When reading Ruth Padel’s Darwin (2009) I found myself wondering if Darwin wasn’t perhaps too huge a figure, too familiar from his bush-bearded photographs and, latterly, from the backs of coins. Padel drew together threads of biography through letters and imaginings, and delivered a poetically engaging, if not altogether personally convincing, slant on the great scientist’s life. In An Ember from the Fire, Jane Bonnyman – Edinburgh poet and R. L. Stevenson fan – has eschewed the novelist-adventurer himself in favour of a slant portrait of the much lesser-known figure of his wife. It is a canny move; we are not familiar with her, but she touches on familiarity. More obscure subjects allow the poet more creative freedom.

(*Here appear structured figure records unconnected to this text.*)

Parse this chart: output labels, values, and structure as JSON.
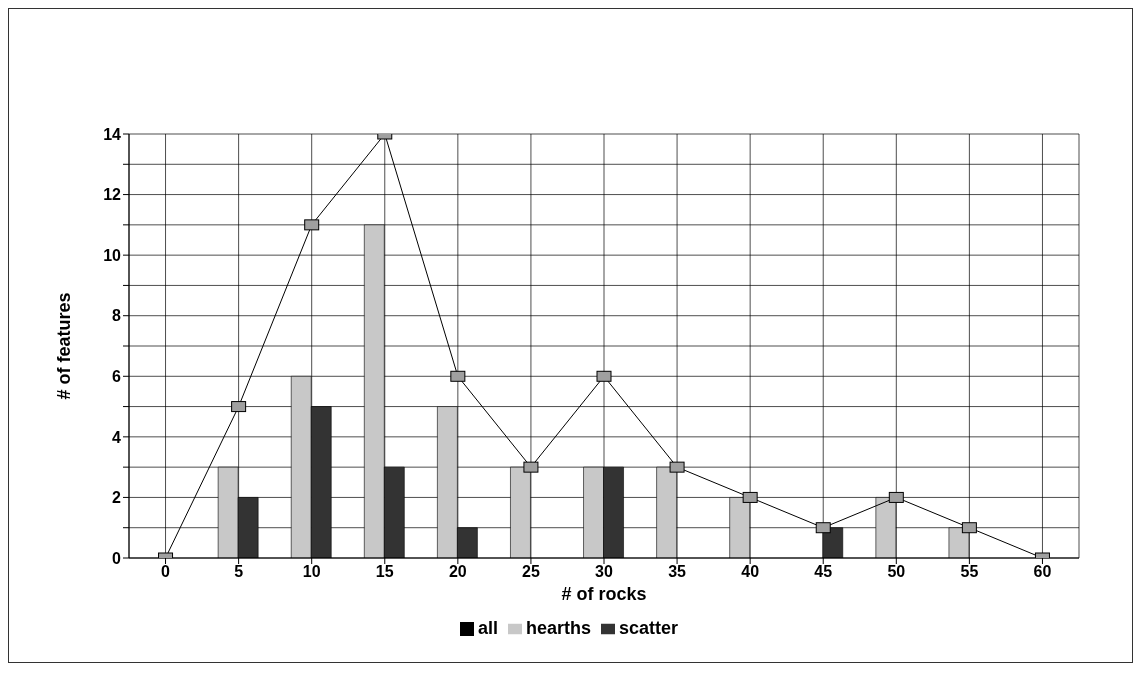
{
  "chart_data": {
    "type": "bar",
    "xlabel": "# of rocks",
    "ylabel": "# of features",
    "categories": [
      "0",
      "5",
      "10",
      "15",
      "20",
      "25",
      "30",
      "35",
      "40",
      "45",
      "50",
      "55",
      "60"
    ],
    "series": [
      {
        "name": "all",
        "type": "line",
        "color": "#000000",
        "values": [
          0,
          5,
          11,
          14,
          6,
          3,
          6,
          3,
          2,
          1,
          2,
          1,
          0
        ]
      },
      {
        "name": "hearths",
        "color": "#c8c8c8",
        "values": [
          0,
          3,
          6,
          11,
          5,
          3,
          3,
          3,
          2,
          0,
          2,
          1,
          0
        ]
      },
      {
        "name": "scatter",
        "color": "#333333",
        "values": [
          0,
          2,
          5,
          3,
          1,
          0,
          3,
          0,
          0,
          1,
          0,
          0,
          0
        ]
      }
    ],
    "ylim": [
      0,
      14
    ],
    "yticks": [
      0,
      {
        "value": 1,
        "label": null
      },
      2,
      {
        "value": 3,
        "label": null
      },
      4,
      {
        "value": 5,
        "label": null
      },
      6,
      {
        "value": 7,
        "label": null
      },
      8,
      {
        "value": 9,
        "label": null
      },
      10,
      {
        "value": 11,
        "label": null
      },
      12,
      {
        "value": 13,
        "label": null
      },
      14
    ],
    "grid": true,
    "legend": "bottom",
    "marker": "square",
    "line_style": "solid"
  }
}
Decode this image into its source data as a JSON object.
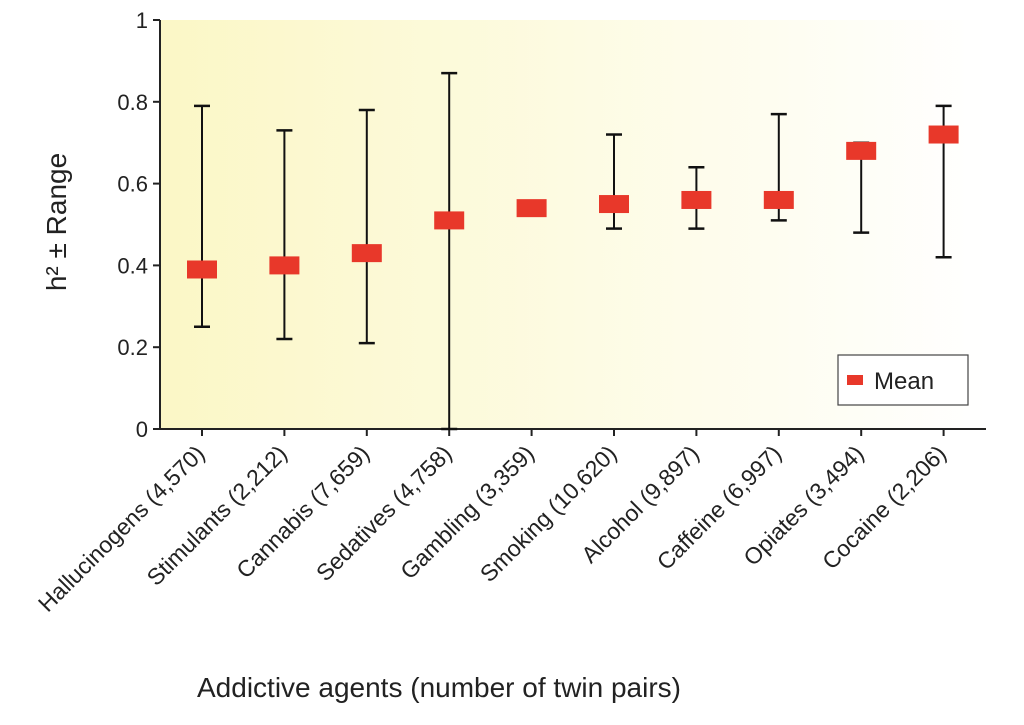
{
  "chart_data": {
    "type": "scatter",
    "xlabel": "Addictive agents (number of twin pairs)",
    "ylabel": "h² ± Range",
    "ylim": [
      0,
      1
    ],
    "yticks": [
      "0",
      "0.2",
      "0.4",
      "0.6",
      "0.8",
      "1"
    ],
    "categories": [
      "Hallucinogens (4,570)",
      "Stimulants (2,212)",
      "Cannabis (7,659)",
      "Sedatives (4,758)",
      "Gambling (3,359)",
      "Smoking (10,620)",
      "Alcohol (9,897)",
      "Caffeine (6,997)",
      "Opiates (3,494)",
      "Cocaine (2,206)"
    ],
    "series": [
      {
        "name": "Mean",
        "color": "#e8382a",
        "values": [
          0.39,
          0.4,
          0.43,
          0.51,
          0.54,
          0.55,
          0.56,
          0.56,
          0.68,
          0.72
        ],
        "range_low": [
          0.25,
          0.22,
          0.21,
          0.0,
          null,
          0.49,
          0.49,
          0.51,
          0.48,
          0.42
        ],
        "range_high": [
          0.79,
          0.73,
          0.78,
          0.87,
          null,
          0.72,
          0.64,
          0.77,
          0.7,
          0.79
        ]
      }
    ],
    "legend": {
      "label": "Mean",
      "position": "bottom-right"
    },
    "background": {
      "gradient_from": "#fbf7c6",
      "gradient_to": "#ffffff"
    },
    "grid": false
  }
}
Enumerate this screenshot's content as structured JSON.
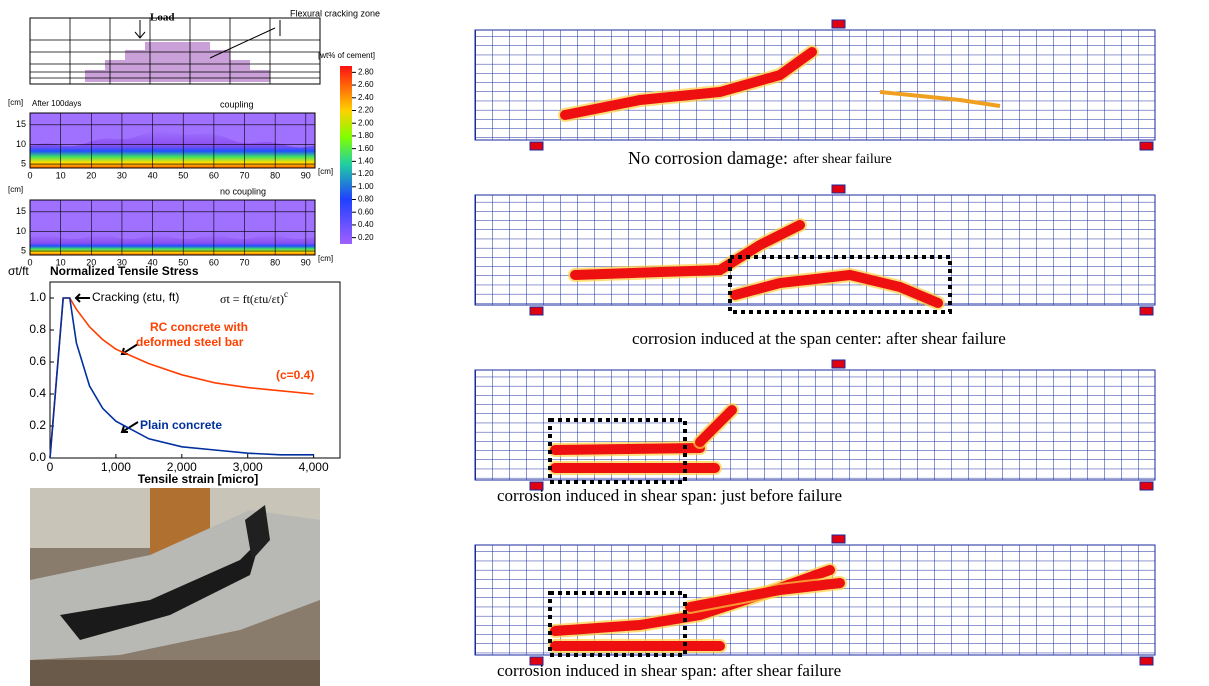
{
  "figure_left": {
    "beam": {
      "load_label": "Load",
      "zone_label": "Flexural cracking zone"
    },
    "colorbar": {
      "unit": "[wt% of cement]",
      "lim": [
        0.1,
        2.9
      ],
      "ticks": [
        {
          "value": 2.8,
          "label": "2.80"
        },
        {
          "value": 2.6,
          "label": "2.60"
        },
        {
          "value": 2.4,
          "label": "2.40"
        },
        {
          "value": 2.2,
          "label": "2.20"
        },
        {
          "value": 2,
          "label": "2.00"
        },
        {
          "value": 1.8,
          "label": "1.80"
        },
        {
          "value": 1.6,
          "label": "1.60"
        },
        {
          "value": 1.4,
          "label": "1.40"
        },
        {
          "value": 1.2,
          "label": "1.20"
        },
        {
          "value": 1,
          "label": "1.00"
        },
        {
          "value": 0.8,
          "label": "0.80"
        },
        {
          "value": 0.6,
          "label": "0.60"
        },
        {
          "value": 0.4,
          "label": "0.40"
        },
        {
          "value": 0.2,
          "label": "0.20"
        }
      ]
    },
    "contour_time": "After 100days",
    "contours": [
      {
        "title": "coupling"
      },
      {
        "title": "no coupling"
      }
    ],
    "contour_unit": "[cm]",
    "contour_xlim": [
      0,
      93
    ],
    "contour_ylim": [
      4,
      18
    ],
    "contour_xticks": [
      0,
      10,
      20,
      30,
      40,
      50,
      60,
      70,
      80,
      90
    ],
    "contour_yticks": [
      5,
      10,
      15
    ]
  },
  "chart_data": {
    "type": "line",
    "title": "Normalized Tensile Stress",
    "y_symbol": "σt/ft",
    "x_label": "Tensile strain [micro]",
    "x": [
      0,
      200,
      300,
      400,
      600,
      800,
      1000,
      1500,
      2000,
      2500,
      3000,
      3500,
      4000
    ],
    "series": [
      {
        "name": "RC concrete with deformed steel bar",
        "color": "#ff4000",
        "values": [
          0,
          1,
          1,
          0.93,
          0.82,
          0.74,
          0.68,
          0.59,
          0.52,
          0.47,
          0.44,
          0.42,
          0.4
        ]
      },
      {
        "name": "Plain concrete",
        "color": "#0030a0",
        "values": [
          0,
          1,
          1,
          0.72,
          0.45,
          0.31,
          0.23,
          0.12,
          0.07,
          0.05,
          0.03,
          0.02,
          0.02
        ]
      }
    ],
    "annotations": {
      "cracking": "Cracking (εtu, ft)",
      "law": "σt = ft(εtu/εt)^c",
      "c_value": "(c=0.4)"
    },
    "xlim": [
      0,
      4400
    ],
    "ylim": [
      0,
      1.1
    ],
    "xticks": [
      0,
      {
        "value": 1000,
        "label": "1,000"
      },
      {
        "value": 2000,
        "label": "2,000"
      },
      {
        "value": 3000,
        "label": "3,000"
      },
      {
        "value": 4000,
        "label": "4,000"
      }
    ],
    "yticks": [
      {
        "value": 0,
        "label": "0.0"
      },
      0.2,
      0.4,
      0.6,
      0.8,
      {
        "value": 1,
        "label": "1.0"
      }
    ]
  },
  "panels": [
    {
      "caption": "No corrosion damage:",
      "caption_detail": "after shear failure"
    },
    {
      "caption": "corrosion induced at the span center: after shear failure"
    },
    {
      "caption": "corrosion induced in shear span: just before failure"
    },
    {
      "caption": "corrosion induced in shear span: after shear failure"
    }
  ]
}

‘Dawn’, the opening poem, is a subtly gorgeous invitation into a world where ‘the vast water / [is] spread before her / like an unwritten page’. Bonnyman is going to write on that page, making Fanny van de Grift Stevenson a revenant. This is no dusty, leprous resurrection; Bonnyman is a painter, an adroit dauber of colour, so that in ‘Vanity Fair’ we are treated to:

women in showy bustles
and saucy hats parading past,
their green eyes caught for a moment
by the flash of a brass button
on a Captain’s bright blue coat.

Looking on the past with the freshness of the modern eye is a much-admired skill. They don’t quite all make the mark, however: the ending of ‘Le Soir, Hotel Chevillon’, for example, falls a little flat after the considered opening. A poem which contains the sumptuous lines ‘She notes the whispering outline / of the castle ruin hidden / behind oak trees of Fontainebleau / that stand like centaurs in the fading light’ ending on the flatter tone of ‘She listens to his wild stories, / and considers new compositions’ just brings the mood down a notch.

Happily, the next poem brings the quality back up. ‘Monterey, 1879’ features a procession who

carry eggshells filled with gold
and, nearing the Bay, they raise them
to the moonless sky, as if
you could capture happiness
then dance under its shimmering rain.

This is wonderful, and takes a greater risk than the previous poems.

In the middle of the collection, these poems really hit their stride, easing into a world of death and heat, uncertainty and hope. Parrots and moths circle in the fierce air, at odds with Fanny’s reserve. ‘An idiot bird’ is the most appealing poem in the collection; here we have a marriage of colour and weight, so that the last lines – ‘watching him dance over orchids, / a tiny sail ship on the blue air’ – are not only visually sumptuous but also, like a tamed bird, settle in the memory.

These poems have great need of the notes at the rear of the collection; the narrative of Fanny Stevenson’s life is a hugely adventurous one. This beautifully-researched, well-executed volume is a treat, and ends, poignantly, with R L Stevenson’s own dedication to this most remarkable of intrepid women.